Hornek cited two other issues of concern in the U.S for UAS operations: invasion of privacy and the fact that anyone can purchase a UAS on the Internet, attach a GoPro camera and begin flying their own UAS.
The Federal Aviation Administration (FAA) oversees rules and regulations of governing the national air space (NAS). A UAS operator must have either a commercial pilot’s license or a certificate of authorization from the FAA.
The FAA created the Unmanned Aircraft Systems Integration Office and published the Integration of Civil Unmanned Aircraft Systems in the National Airspace System Roadmap in 2013 to facilitate the integration of UAS safely into the NAS.
Current FAA regulations for manned aircraft apply to unmanned aircraft. The FAA’s roadmap states that, “removing the pilot from the aircraft creates a series of performance considerations between manned and unmanned aircraft that need to be fully researched and understood to determine acceptability and potential impact on safe operations in the NAS.”
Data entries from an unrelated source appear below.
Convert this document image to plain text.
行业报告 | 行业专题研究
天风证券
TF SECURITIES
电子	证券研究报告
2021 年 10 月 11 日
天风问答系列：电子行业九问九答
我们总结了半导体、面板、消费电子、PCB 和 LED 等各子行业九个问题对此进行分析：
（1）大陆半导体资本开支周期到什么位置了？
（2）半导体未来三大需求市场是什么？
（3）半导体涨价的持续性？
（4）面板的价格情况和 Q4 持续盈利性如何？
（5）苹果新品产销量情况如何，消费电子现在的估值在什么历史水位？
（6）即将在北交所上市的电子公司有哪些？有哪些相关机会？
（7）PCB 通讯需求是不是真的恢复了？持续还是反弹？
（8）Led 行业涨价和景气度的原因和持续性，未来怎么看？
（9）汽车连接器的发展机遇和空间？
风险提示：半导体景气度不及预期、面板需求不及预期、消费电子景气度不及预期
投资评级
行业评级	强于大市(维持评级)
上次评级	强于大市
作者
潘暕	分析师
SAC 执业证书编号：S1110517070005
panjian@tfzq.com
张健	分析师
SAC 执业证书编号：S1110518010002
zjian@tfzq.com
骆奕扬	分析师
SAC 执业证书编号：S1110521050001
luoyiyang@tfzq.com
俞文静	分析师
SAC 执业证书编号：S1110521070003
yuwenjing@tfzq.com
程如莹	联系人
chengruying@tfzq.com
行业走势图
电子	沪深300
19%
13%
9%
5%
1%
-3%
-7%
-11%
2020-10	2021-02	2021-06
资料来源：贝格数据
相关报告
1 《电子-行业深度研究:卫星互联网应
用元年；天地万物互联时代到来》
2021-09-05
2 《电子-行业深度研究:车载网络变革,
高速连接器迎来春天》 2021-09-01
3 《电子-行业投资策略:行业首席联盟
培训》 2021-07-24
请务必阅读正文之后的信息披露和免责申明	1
On Dec. 30, 2013, the FAA announced the selection of six locations for the development of UAS research and test sites: University of Alaska; state of Nevada; Griffiss International airport in Rome, N.Y.; North Dakota Department of Commerce; Texas A&M University–Corpus Christi; and Virginia Tech University.
Randy Franzen has had his pilot’s license for 15 years. In 2011 he graduated from Kansas State University’s UAS program. He spent the following year in Afghanistan flying tethered drones above the Khyber Pass. This past year he was in charge of flying the delta winged Unicorn for the OSU research project.
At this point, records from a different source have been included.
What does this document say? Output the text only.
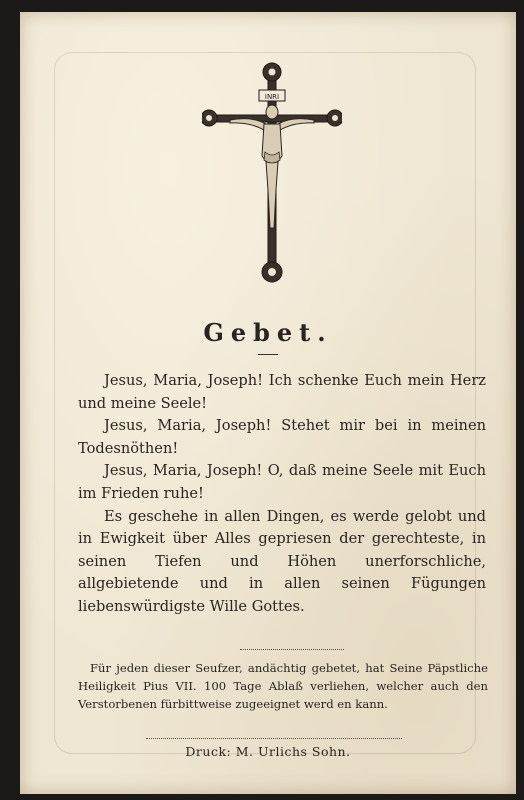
INRI
Gebet.

Jesus, Maria, Joseph! Ich schenke Euch mein Herz und meine Seele!

Jesus, Maria, Joseph! Stehet mir bei in meinen Todesnöthen!

Jesus, Maria, Joseph! O, daß meine Seele mit Euch im Frieden ruhe!

Es geschehe in allen Dingen, es werde gelobt und in Ewigkeit über Alles gepriesen der gerechteste, in seinen Tiefen und Höhen unerforschliche, allgebietende und in allen seinen Fügungen liebenswürdigste Wille Gottes.

Für jeden dieser Seufzer, andächtig gebetet, hat Seine Päpstliche Heiligkeit Pius VII. 100 Tage Ablaß verliehen, welcher auch den Verstorbenen fürbittweise zugeeignet werd en kann.

Druck: M. Urlichs Sohn.
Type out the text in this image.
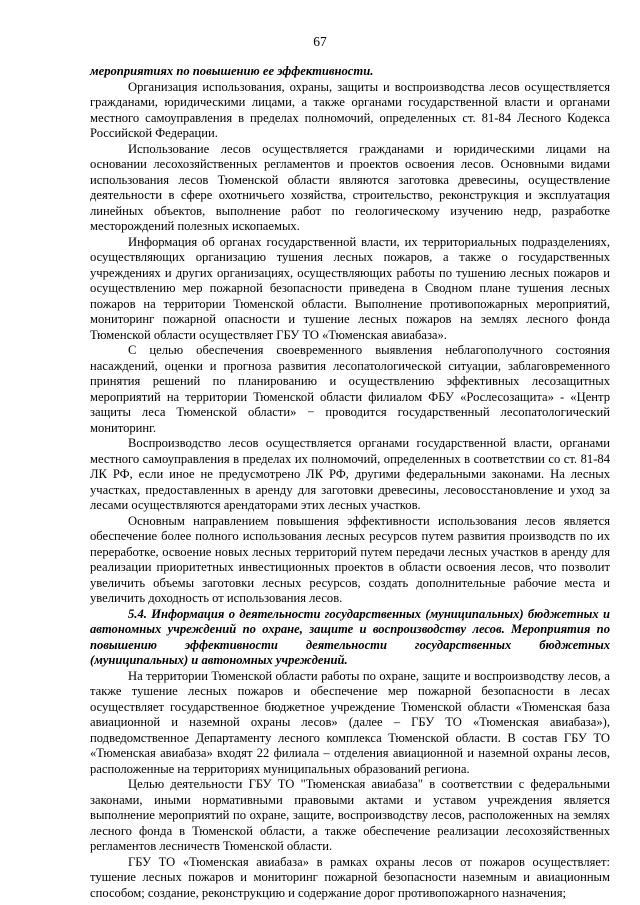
67

мероприятиях по повышению ее эффективности.

Организация использования, охраны, защиты и воспроизводства лесов осуществляется гражданами, юридическими лицами, а также органами государственной власти и органами местного самоуправления в пределах полномочий, определенных ст. 81-84 Лесного Кодекса Российской Федерации.

Использование лесов осуществляется гражданами и юридическими лицами на основании лесохозяйственных регламентов и проектов освоения лесов. Основными видами использования лесов Тюменской области являются заготовка древесины, осуществление деятельности в сфере охотничьего хозяйства, строительство, реконструкция и эксплуатация линейных объектов, выполнение работ по геологическому изучению недр, разработке месторождений полезных ископаемых.

Информация об органах государственной власти, их территориальных подразделениях, осуществляющих организацию тушения лесных пожаров, а также о государственных учреждениях и других организациях, осуществляющих работы по тушению лесных пожаров и осуществлению мер пожарной безопасности приведена в Сводном плане тушения лесных пожаров на территории Тюменской области. Выполнение противопожарных мероприятий, мониторинг пожарной опасности и тушение лесных пожаров на землях лесного фонда Тюменской области осуществляет ГБУ ТО «Тюменская авиабаза».

С целью обеспечения своевременного выявления неблагополучного состояния насаждений, оценки и прогноза развития лесопатологической ситуации, заблаговременного принятия решений по планированию и осуществлению эффективных лесозащитных мероприятий на территории Тюменской области филиалом ФБУ «Рослесозащита» - «Центр защиты леса Тюменской области» − проводится государственный лесопатологический мониторинг.

Воспроизводство лесов осуществляется органами государственной власти, органами местного самоуправления в пределах их полномочий, определенных в соответствии со ст. 81-84 ЛК РФ, если иное не предусмотрено ЛК РФ, другими федеральными законами. На лесных участках, предоставленных в аренду для заготовки древесины, лесовосстановление и уход за лесами осуществляются арендаторами этих лесных участков.

Основным направлением повышения эффективности использования лесов является обеспечение более полного использования лесных ресурсов путем развития производств по их переработке, освоение новых лесных территорий путем передачи лесных участков в аренду для реализации приоритетных инвестиционных проектов в области освоения лесов, что позволит увеличить объемы заготовки лесных ресурсов, создать дополнительные рабочие места и увеличить доходность от использования лесов.

5.4. Информация о деятельности государственных (муниципальных) бюджетных и автономных учреждений по охране, защите и воспроизводству лесов. Мероприятия по повышению эффективности деятельности государственных бюджетных (муниципальных) и автономных учреждений.

На территории Тюменской области работы по охране, защите и воспроизводству лесов, а также тушение лесных пожаров и обеспечение мер пожарной безопасности в лесах осуществляет государственное бюджетное учреждение Тюменской области «Тюменская база авиационной и наземной охраны лесов» (далее – ГБУ ТО «Тюменская авиабаза»), подведомственное Департаменту лесного комплекса Тюменской области. В состав ГБУ ТО «Тюменская авиабаза» входят 22 филиала – отделения авиационной и наземной охраны лесов, расположенные на территориях муниципальных образований региона.

Целью деятельности ГБУ ТО "Тюменская авиабаза" в соответствии с федеральными законами, иными нормативными правовыми актами и уставом учреждения является выполнение мероприятий по охране, защите, воспроизводству лесов, расположенных на землях лесного фонда в Тюменской области, а также обеспечение реализации лесохозяйственных регламентов лесничеств Тюменской области.

ГБУ ТО «Тюменская авиабаза» в рамках охраны лесов от пожаров осуществляет: тушение лесных пожаров и мониторинг пожарной безопасности наземным и авиационным способом; создание, реконструкцию и содержание дорог противопожарного назначения;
Franzen emphasized that UAS is about more than just the aircraft.
“You need to focus on the entire system,” Franzen said. “You have to tie it with the computers, you have to tie it with the pictures, with the lenses. You’re using the entire process.”
Franzen said that when he launches his UAS he is in communication with air traffic controllers at the local airport, so that other pilots are aware of his presence in the airspace.
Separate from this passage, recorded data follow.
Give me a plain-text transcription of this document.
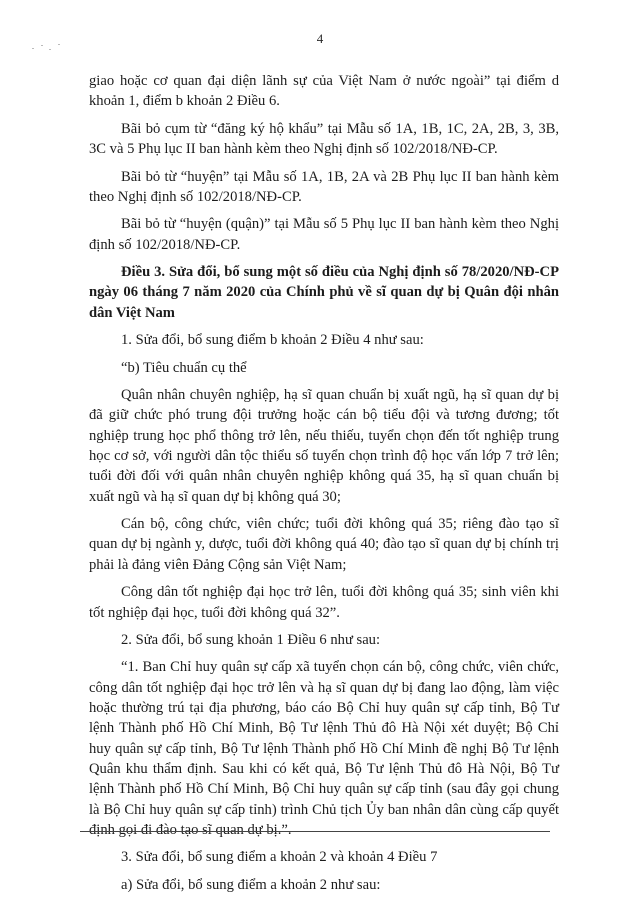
4

giao hoặc cơ quan đại diện lãnh sự của Việt Nam ở nước ngoài” tại điểm d khoản 1, điểm b khoản 2 Điều 6.

Bãi bỏ cụm từ “đăng ký hộ khẩu” tại Mẫu số 1A, 1B, 1C, 2A, 2B, 3, 3B, 3C và 5 Phụ lục II ban hành kèm theo Nghị định số 102/2018/NĐ-CP.

Bãi bỏ từ “huyện” tại Mẫu số 1A, 1B, 2A và 2B Phụ lục II ban hành kèm theo Nghị định số 102/2018/NĐ-CP.

Bãi bỏ từ “huyện (quận)” tại Mẫu số 5 Phụ lục II ban hành kèm theo Nghị định số 102/2018/NĐ-CP.

Điều 3. Sửa đổi, bổ sung một số điều của Nghị định số 78/2020/NĐ-CP ngày 06 tháng 7 năm 2020 của Chính phủ về sĩ quan dự bị Quân đội nhân dân Việt Nam

1. Sửa đổi, bổ sung điểm b khoản 2 Điều 4 như sau:

“b) Tiêu chuẩn cụ thể

Quân nhân chuyên nghiệp, hạ sĩ quan chuẩn bị xuất ngũ, hạ sĩ quan dự bị đã giữ chức phó trung đội trưởng hoặc cán bộ tiểu đội và tương đương; tốt nghiệp trung học phổ thông trở lên, nếu thiếu, tuyển chọn đến tốt nghiệp trung học cơ sở, với người dân tộc thiểu số tuyển chọn trình độ học vấn lớp 7 trở lên; tuổi đời đối với quân nhân chuyên nghiệp không quá 35, hạ sĩ quan chuẩn bị xuất ngũ và hạ sĩ quan dự bị không quá 30;

Cán bộ, công chức, viên chức; tuổi đời không quá 35; riêng đào tạo sĩ quan dự bị ngành y, dược, tuổi đời không quá 40; đào tạo sĩ quan dự bị chính trị phải là đảng viên Đảng Cộng sản Việt Nam;

Công dân tốt nghiệp đại học trở lên, tuổi đời không quá 35; sinh viên khi tốt nghiệp đại học, tuổi đời không quá 32”.

2. Sửa đổi, bổ sung khoản 1 Điều 6 như sau:

“1. Ban Chỉ huy quân sự cấp xã tuyển chọn cán bộ, công chức, viên chức, công dân tốt nghiệp đại học trở lên và hạ sĩ quan dự bị đang lao động, làm việc hoặc thường trú tại địa phương, báo cáo Bộ Chỉ huy quân sự cấp tỉnh, Bộ Tư lệnh Thành phố Hồ Chí Minh, Bộ Tư lệnh Thủ đô Hà Nội xét duyệt; Bộ Chỉ huy quân sự cấp tỉnh, Bộ Tư lệnh Thành phố Hồ Chí Minh đề nghị Bộ Tư lệnh Quân khu thẩm định. Sau khi có kết quả, Bộ Tư lệnh Thủ đô Hà Nội, Bộ Tư lệnh Thành phố Hồ Chí Minh, Bộ Chỉ huy quân sự cấp tỉnh (sau đây gọi chung là Bộ Chỉ huy quân sự cấp tỉnh) trình Chủ tịch Ủy ban nhân dân cùng cấp quyết định gọi đi đào tạo sĩ quan dự bị.”.

3. Sửa đổi, bổ sung điểm a khoản 2 và khoản 4 Điều 7

a) Sửa đổi, bổ sung điểm a khoản 2 như sau:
Safety in the airspace is a primary concern for Leif Isaacson, the 2014 president of the National Agricultural Aviation Association (NAAA). Isaacson, of Terreton, Idaho, is the owner of Desert Air Ag, an aerial application business.
“UAS’s will be operating in airspace where aerial applicators, life flight, power line, border patrol and other low level aircraft operations occur,” Isaacson said. “These unmanned vehicles will be difficult, if not impossible to see because of their size, yet could be fatal if a collision occurs.”
According to Isaacson UAS technology is advancing faster than the government can implement rules and regulations to keep pace with the technology.
Isaacson said that his organization is working with the FAA to safely integrate UAS into airspace that is already occupied with many forms of aviation.
“These things are not toys,” he said. “They can do complex tasks that were only dreamed of a few years ago. We need to embrace the technology but want to make sure they do not have deadly consequences to those of us who operate in the same airspace.”